A major proportion of retail bank profit comes from interests in the form of home loans. These loans are borrowed by regular income/high-earning customers. Banks are most fearful of defaulters, as bad loans (NPA) usually eat up a major chunk of their profits. Therefore, it is important for banks to be judicious while approving loans for their customer base.
The approval process for the loans is multifaceted. Through this process, the bank tries to check the creditworthiness of the applicant on the basis of a manual study of various aspects of the application. The entire process is not only effort-intensive but also prone to wrong judgment/approval owing to human error and biases.
There have been attempts by many banks to automate this process by using heuristics. But with the advent of data science and machine learning, the focus has shifted to building machines that can learn this approval process and make it free of biases and more efficient. At the same time, one important thing to keep in mind is to make sure that the machine does not learn the biases that previously crept in because of the human approval process.
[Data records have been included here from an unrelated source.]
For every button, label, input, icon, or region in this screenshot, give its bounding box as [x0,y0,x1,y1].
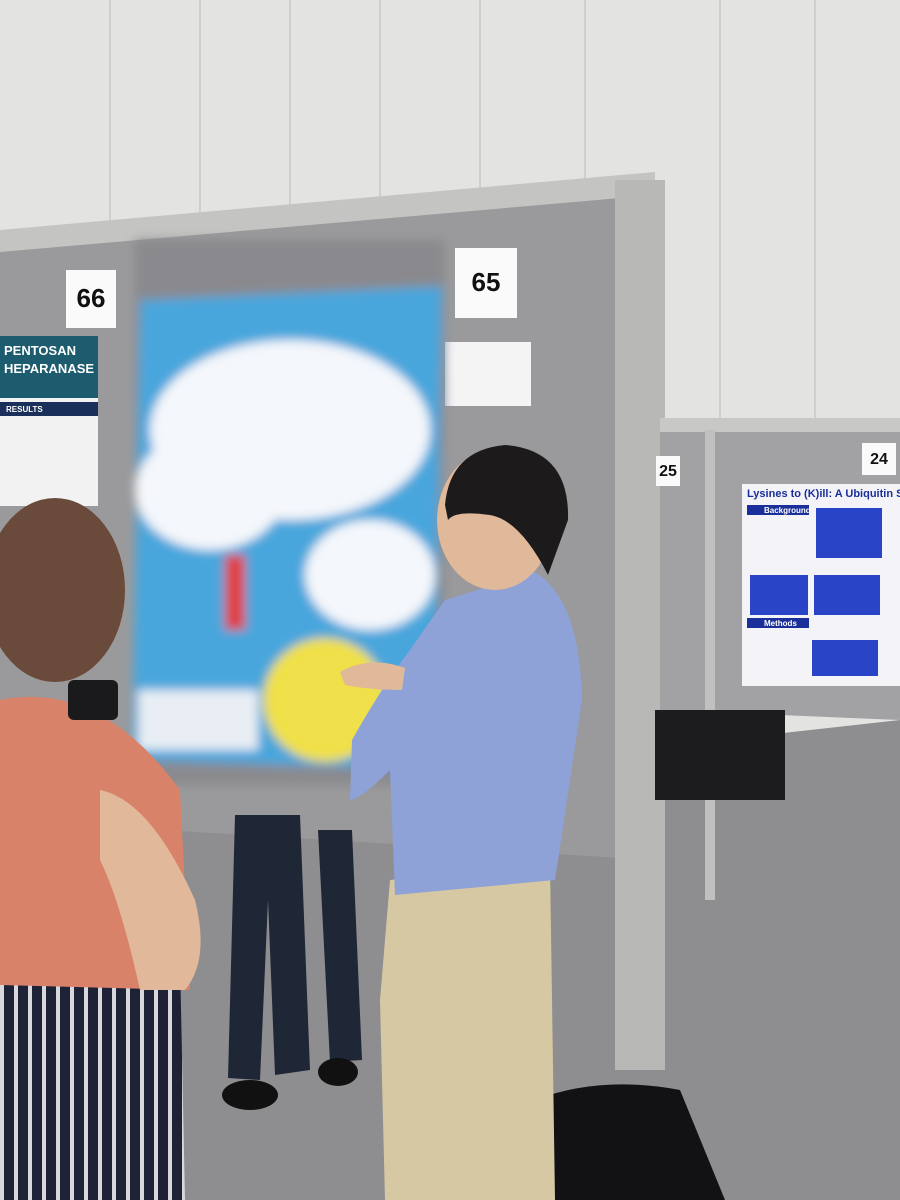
poster-figure [812,640,878,676]
number-card [656,456,680,486]
number-card [862,443,896,475]
poster-section: Background [764,506,811,515]
poster-section-bar [747,618,809,628]
poster-title: Lysines to (K)ill: A Ubiquitin Sto [747,488,900,500]
khaki-trousers [380,865,555,1200]
arm [100,790,201,990]
hair [445,445,569,575]
hand [340,662,405,690]
poster-section-bar [747,505,809,515]
poster-title: HEPARANASE [4,361,94,376]
wall-panels [109,0,816,430]
poster-figure [750,575,808,615]
phone [68,680,118,720]
number-card [66,270,116,328]
shoe [318,1058,358,1086]
striped-skirt [0,960,185,1200]
poster-section: Methods [764,619,797,628]
poster-figure [816,508,882,558]
board-number: 66 [77,283,106,313]
board-number: 65 [472,267,501,297]
board-frame [660,418,900,432]
board-number: 25 [659,463,677,480]
shoe [222,1080,278,1110]
bag [530,1084,725,1200]
poster-title: PENTOSAN [4,343,76,358]
person-background [318,830,362,1062]
poster-figure [814,575,880,615]
blue-shirt [350,572,582,895]
number-card [455,248,517,318]
board-frame [0,172,655,252]
equipment-case [655,710,785,800]
poster-section: RESULTS [6,405,43,414]
board-number: 24 [870,451,888,468]
hair [0,498,125,682]
note-paper [445,342,531,406]
poster-section-bar [0,402,98,416]
person-background [228,815,310,1080]
board-post [705,430,715,900]
poster-header [0,336,98,398]
board-post [615,180,665,1070]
A bank's consumer credit department aims to simplify the decision-making process for home equity lines of credit to be accepted. To do this, they will adopt the Equal Credit Opportunity Act's guidelines to establish an empirically derived and statistically sound model for credit scoring. The model will be based on the data obtained via the existing loan underwriting process from recent applicants who have been given credit. The model will be built from predictive modeling techniques, but the model created must be interpretable enough to provide a justification for any adverse behavior (rejections).
Build a classification model to predict clients who are likely to default on their loan and give recommendations to the bank on the important features to consider while approving a loan.
The Home Equity dataset (HMEQ, source: Kaggle.com) contains baseline and loan performance information for recent home equity loans. The target (BAD) is a binary variable that indicates whether an applicant has ultimately defaulted or has been severely delinquent. There are 12 input variables registered for each applicant.
● BAD: 1 = Client defaulted on loan, 0 = loan repaid
● LOAN: Amount of loan approved
● MORTDUE: Amount due on the existing mortgage
● VALUE: Current value of the property
● REASON: Reason for the loan request (HomeImp = home improvement, DebtCon= debt consolidation which means taking out a new loan to pay off other liabilities and consumer debts)
● JOB: The type of job that loan applicant has such as manager, self, etc.
● YOJ: Years at present job
● DEROG: Number of major derogatory reports (which indicates serious delinquency or late payments).
● DELINQ: Number of delinquent credit lines (a line of credit becomes delinquent when a borrower does not make the minimum required payments 30 to 60 days past the day on which the payments were due)
● CLAGE: Age of the oldest credit line in months
● NINQ: Number of recent credit inquiries
● CLNO: Number of existing credit lines
● DEBTINC: Debt-to-income ratio (all monthly debt payments divided by gross monthly income. This number is one of the ways lenders measure a borrower’s ability to manage the monthly payments to repay the money they plan to borrow)
To solve this project I built 3 machine learning models: logistic regression, decision tree and random forest (baseline and tuned versions). The best performance was obtained by the tuned decision tree model: 0.86 accuracy, 0.74 recall and 0.62 precision.
I chose this model due to its high interpretability and high recall that minimizes defaulters.